Of course, the biggest argument against Windows Server on ARM processors is this: www.windowsazure.com. Any role that you would likely find an ARM server well-suited for, Microsoft would be happy to sublet you time on Windows Azure to accomplish the same task. Web hosting, Web application, task node, Hadoop node, etc. Sure, it isn’t on-premises, but if your primary consideration is cost, using Azure instead of building out a new ARM-based data center is probably a more financially viable direction, and is what Microsoft would much rather see going forward. The energy efficiency is explicit – you likely pay fractions of what you might for the same fixed hardware workload on premises running on x64 Windows, and you pay “nothing” when the workload is off in Azure – you can also expand or contract your scale as you need to, without investing in more hardware (but you run the same code you would on-premises – not the same as ARM would need). Microsoft, being a Devices and Services company now, would much rather sell you a steady supply of Windows Azure-based services instead of Windows Server licenses that might never be updated again.

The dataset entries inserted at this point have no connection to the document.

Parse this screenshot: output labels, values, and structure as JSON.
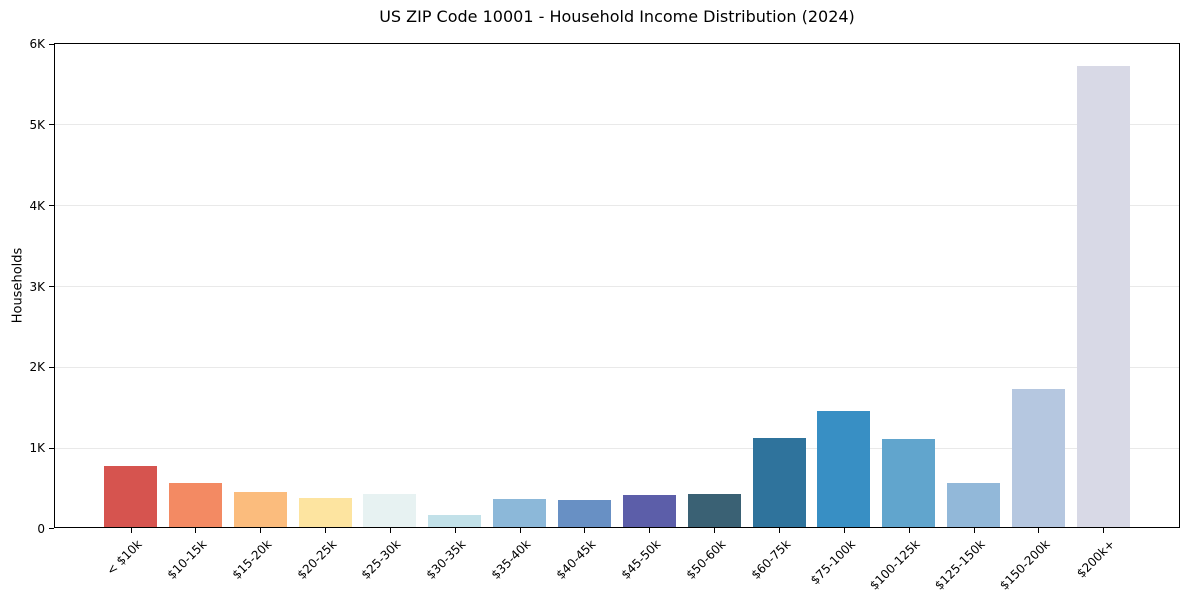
{
  "chart_data": {
    "type": "bar",
    "title": "US ZIP Code 10001 - Household Income Distribution (2024)",
    "xlabel": "",
    "ylabel": "Households",
    "categories": [
      "< $10k",
      "$10-15k",
      "$15-20k",
      "$20-25k",
      "$25-30k",
      "$30-35k",
      "$35-40k",
      "$40-45k",
      "$45-50k",
      "$50-60k",
      "$60-75k",
      "$75-100k",
      "$100-125k",
      "$125-150k",
      "$150-200k",
      "$200k+"
    ],
    "values": [
      750,
      545,
      435,
      365,
      410,
      145,
      345,
      340,
      400,
      405,
      1100,
      1435,
      1085,
      550,
      1705,
      5700
    ],
    "bar_colors": [
      "#d6544f",
      "#f38a63",
      "#fbbc7d",
      "#fde4a0",
      "#e7f2f2",
      "#c2e1e9",
      "#8cb8d9",
      "#6890c4",
      "#5c5ea9",
      "#3a6174",
      "#2f739c",
      "#388fc4",
      "#61a5cd",
      "#92b8d9",
      "#b5c7e0",
      "#d8d9e6"
    ],
    "ylim": [
      0,
      6000
    ],
    "yticks": {
      "values": [
        0,
        1000,
        2000,
        3000,
        4000,
        5000,
        6000
      ],
      "labels": [
        "0",
        "1K",
        "2K",
        "3K",
        "4K",
        "5K",
        "6K"
      ]
    },
    "grid": "horizontal-light",
    "grid_color": "#e9e9e9",
    "legend": "none",
    "background": "#ffffff"
  }
}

Certainly, anything is possible. We could see Windows Server on ARM processors. We could even see Microsoft-branded server hardware (please no, Microsoft). But I don’t believe Microsoft sees either of those as a path forward. For on-premises, the future of energy efficiency with Windows Server lies in virtualization and consolidation on top of Hyper-V and Windows Server 2012+. For off-premises, the future of energy efficiency with Windows Server appears rather Azure. I certainly don’t expect to see an ARM-based Windows Server anytime soon. If I do, I’d really like to see the economic model that justifies it, and what the OS would sell for.